Ein schmuckes Einfamilienhaus mit kleiner Landwirtschaft in der Ortschaft Mettensdorf. Margarete Foschum ist hier aufgewachsen, hat sich in dem Dorf mit 46 Häusern gemeinsam mit Ehemann Johann eine Existenz aufgebaut. Eigentlich hochwassersicher. Bis zum 13. August 2002. Es ist der erste Tag des Jahrhunderthochwassers, wie es später genannt werden sollte. Zu Beginn glaubt Johann Foschum noch, er könne "so wie sonst halt auch immer" die Habseligkeiten aus dem Keller und dem Erdgeschoß sicher im ersten Stock verstauen. Doch der Pegel steigt stündlich, in den Abendstunden des 13. August muss das Ehepaar Foschum erkennen, dass es nur mehr gilt, dass eigene Leben zu retten.

"Wir sind auf den Dachboden geflüchtet, wenig später ist der Strom ausgefallen. Da sind wir dann im Dunklen gesessen und haben nicht gewusst, was draußen passiert", kämpft Margarete Foschum im STANDARD-Gespräch mit den Tränen. Ehemann Johann beruhigt: "Geh, Mama, es ist ja alles gut ausgegangen." Seine Frau habe es seit damals "halt a bissi mit den Nerven", sagt der Pensionist fast entschuldigend.

Am 14. August werden die Foschums von der Feuerwehr vom Dachboden geborgen. Die Wassermassen sind inzwischen zurückgegangen, geblieben ist der enorme Schaden. "Überall Schlamm und Dreck. Da musst du schnell handeln. Wenn der Gatsch trocken ist, kannst nix mehr machen." Das Wasser ist weg, der Dreck muss folgen, und das Leben geht weiter - so hat man es in Mettensdorf immer gehandhabt. Johann Foschum fährt noch am Tag der Katastrophe zum örtlichen Installateur: "Ein spezielles Anschlussventil für den Kärcher kaufen." Zeit für Resignation bleibt da nicht. Gedanken an ein Wegziehen? Foschum: "Damals nicht."

Freiwillig abgesiedelt

Die Umsiedlungspläne reifen erst im Jahr 2003. Überflutungsgefährdete Ortschaften wie Mettensdorf, Pitzing, Hütting und Eitzendorf sind da bereits zur roten Zone erklärt worden. Den betroffenen Bewohnern wird eine freiwillige Absiedlung aus dem Hochwassergebiet angeboten.
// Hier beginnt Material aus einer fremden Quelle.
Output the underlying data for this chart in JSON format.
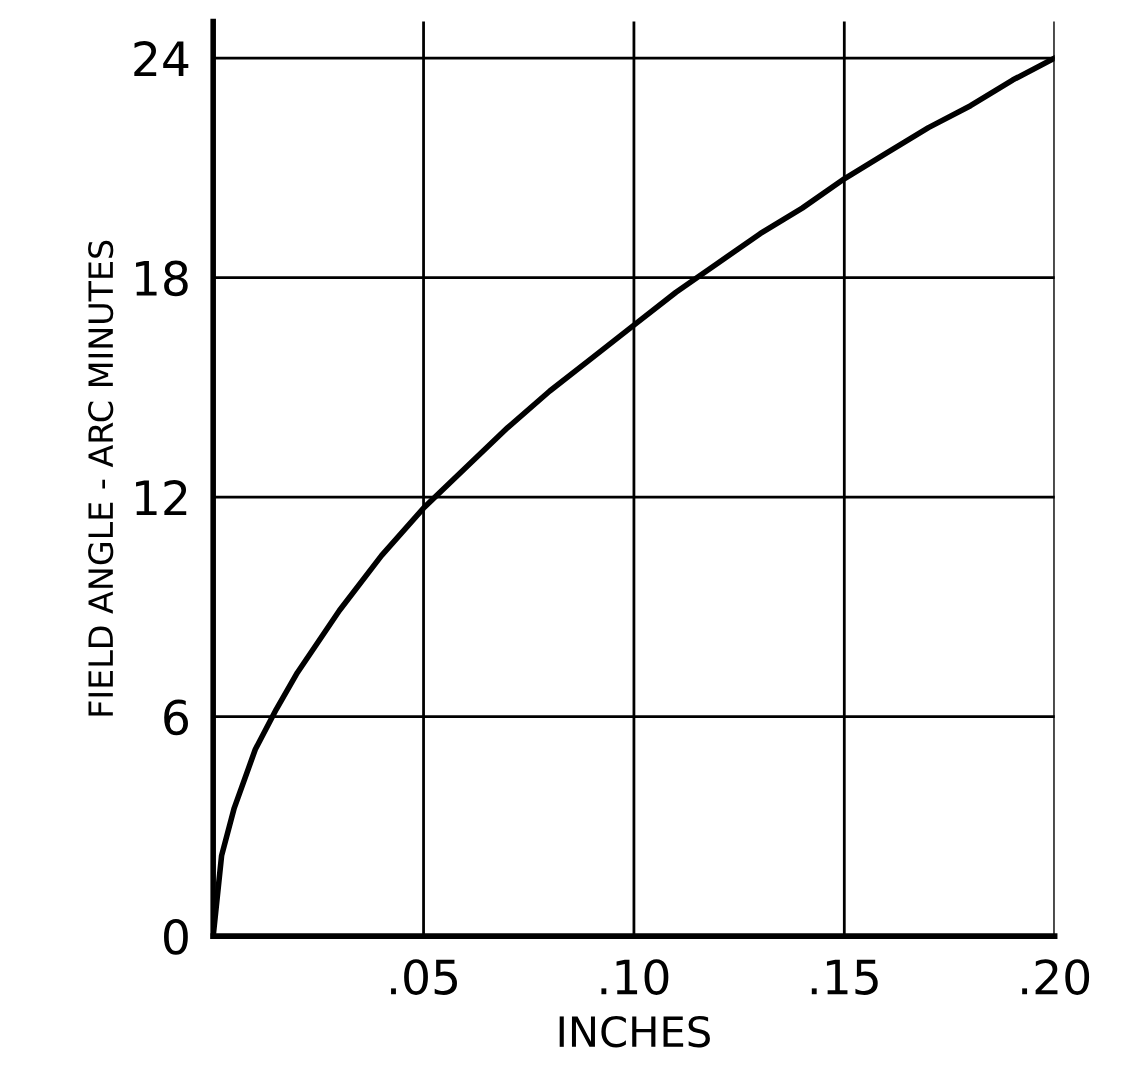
{
  "chart_data": {
    "type": "line",
    "xlabel": "INCHES",
    "ylabel": "FIELD ANGLE - ARC MINUTES",
    "x": [
      0,
      0.002,
      0.005,
      0.01,
      0.015,
      0.02,
      0.03,
      0.04,
      0.05,
      0.06,
      0.07,
      0.08,
      0.09,
      0.1,
      0.11,
      0.12,
      0.13,
      0.14,
      0.15,
      0.16,
      0.17,
      0.18,
      0.19,
      0.2
    ],
    "series": [
      {
        "color": "#000000",
        "values": [
          0,
          2.2,
          3.5,
          5.1,
          6.2,
          7.2,
          8.9,
          10.4,
          11.7,
          12.8,
          13.9,
          14.9,
          15.8,
          16.7,
          17.6,
          18.4,
          19.2,
          19.9,
          20.7,
          21.4,
          22.1,
          22.7,
          23.4,
          24
        ]
      }
    ],
    "xlim": [
      0,
      0.2
    ],
    "ylim": [
      0,
      25
    ],
    "xticks": [
      {
        "value": 0,
        "label": null
      },
      {
        "value": 0.05,
        "label": ".05"
      },
      {
        "value": 0.1,
        "label": ".10"
      },
      {
        "value": 0.15,
        "label": ".15"
      },
      {
        "value": 0.2,
        "label": ".20"
      }
    ],
    "yticks": [
      0,
      6,
      12,
      18,
      24
    ],
    "grid": true,
    "marker": "none",
    "line_style": "solid"
  }
}
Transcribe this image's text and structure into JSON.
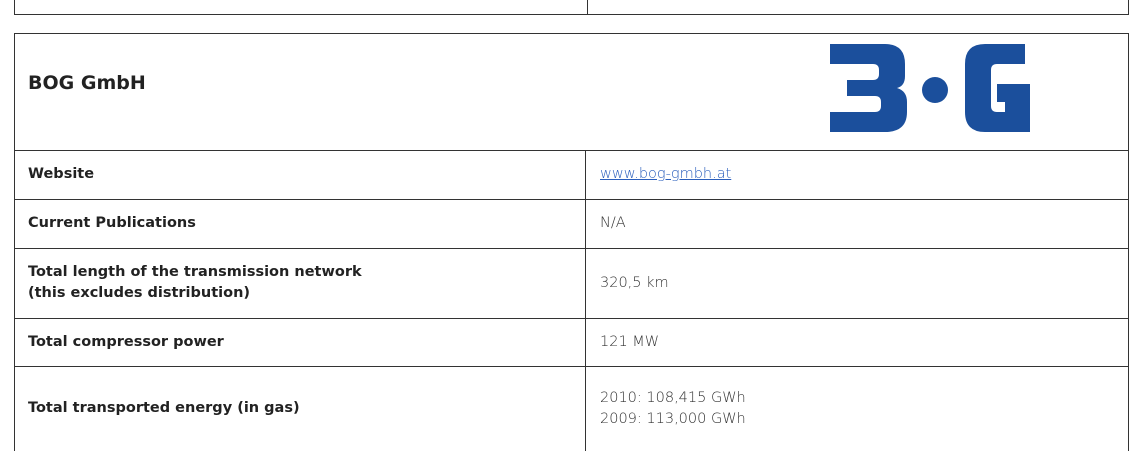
{
  "header": {
    "title": "BOG  GmbH"
  },
  "table": {
    "rows": [
      {
        "label": [
          "Website"
        ],
        "value": [
          "www.bog-gmbh.at"
        ],
        "link": true
      },
      {
        "label": [
          "Current Publications"
        ],
        "value": [
          "N/A"
        ]
      },
      {
        "label": [
          "Total length of the transmission network",
          "(this excludes distribution)"
        ],
        "value": [
          "320,5 km"
        ]
      },
      {
        "label": [
          "Total compressor power"
        ],
        "value": [
          "121 MW"
        ]
      },
      {
        "label": [
          "Total transported energy (in gas)"
        ],
        "value": [
          "2010:  108,415 GWh",
          "2009:  113,000 GWh"
        ]
      }
    ]
  }
}
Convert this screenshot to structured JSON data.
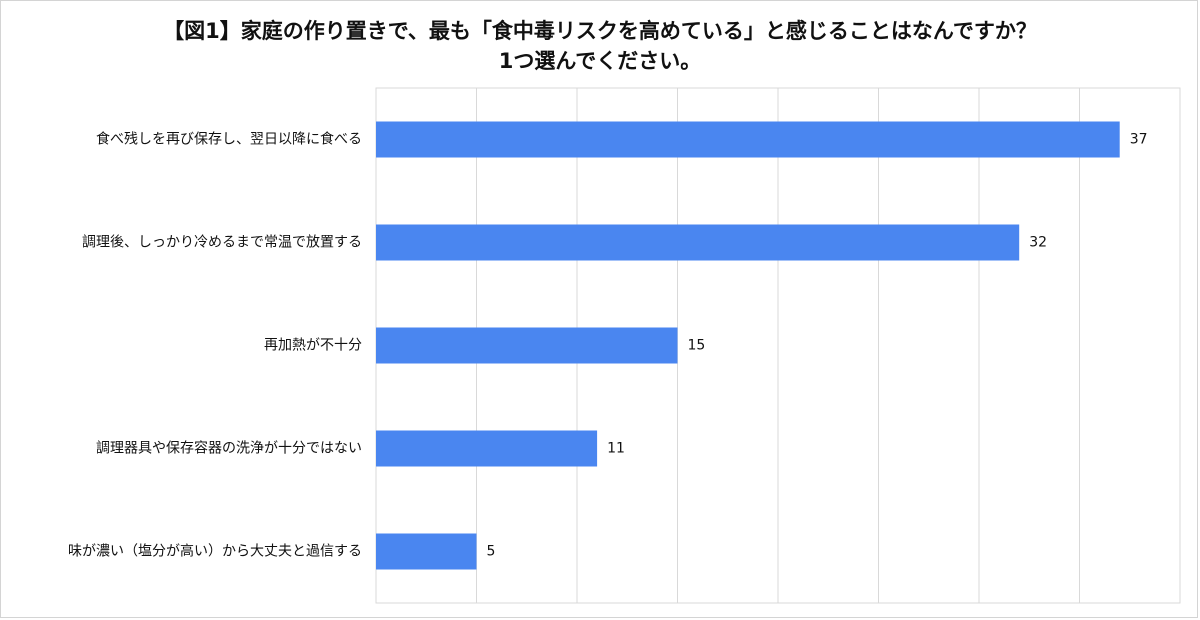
{
  "chart_data": {
    "type": "bar",
    "orientation": "horizontal",
    "title_lines": [
      "【図1】家庭の作り置きで、最も「食中毒リスクを高めている」と感じることはなんですか？",
      "1つ選んでください。"
    ],
    "categories": [
      "食べ残しを再び保存し、翌日以降に食べる",
      "調理後、しっかり冷めるまで常温で放置する",
      "再加熱が不十分",
      "調理器具や保存容器の洗浄が十分ではない",
      "味が濃い（塩分が高い）から大丈夫と過信する"
    ],
    "values": [
      37,
      32,
      15,
      11,
      5
    ],
    "xlim": [
      0,
      40
    ],
    "grid": true,
    "bar_color": "#4a86f0",
    "xlabel": "",
    "ylabel": ""
  }
}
Gefällt wurde die Entscheidung zum Neuanfang bei den Foschums im Familienrat. "So was machst du nicht allein. Es schmerzt, die Heimat zu verlassen. Unsere Kinder waren da eine große Stütze. Aber wir waren uns einig: Mit dem Hochwasser geht das nicht mehr", erinnert sich Johann Foschum. 80 Prozent des Schätzwertes bekommt die Familie für das alte Haus in Mettensdorf, fast alle Ortsbewohner entscheiden sich so. Nur mehr sieben Häuser hat der Ort heute - umgeben von einem Hochwasserschutzring. Familie Foschum hat ihre neue Heimat im nahen Kolbing gefunden. Ein schmuckes Einfamilienhaus, erbaut auf einem Hügel: "Wir wollten einfach auf Nummer sicher gehen."

Von europaweit 15 Milliarden Euro Schaden beklagte man nach der großen Flut allein im oberösterreichischen Machland eine Zerstörung im Ausmaß von 500 Millionen Euro. Mitteleuropas größtes Wasserschutzprojekt soll solch eine Katastrophe künftig verhindern: Am vergangenen Samstag wurde nach nur vierjähriger Bauzeit der Machlanddamm eröffnet. 182 Millionen Euro ließen sich das Bund, Land und Gemeinden kosten. Johann Foschum ist froh über die Schutzmaßnahmen, aber das Hochwasser 2002 hat ihn zum Skeptiker gemacht: "So gut solche Projekt sind, eine hundertprozentige Sicherheit gibt es nicht. So mancher Damm ist schon gebrochen." (Markus Rohrhofer, DER STANDARD, 27.8.2012)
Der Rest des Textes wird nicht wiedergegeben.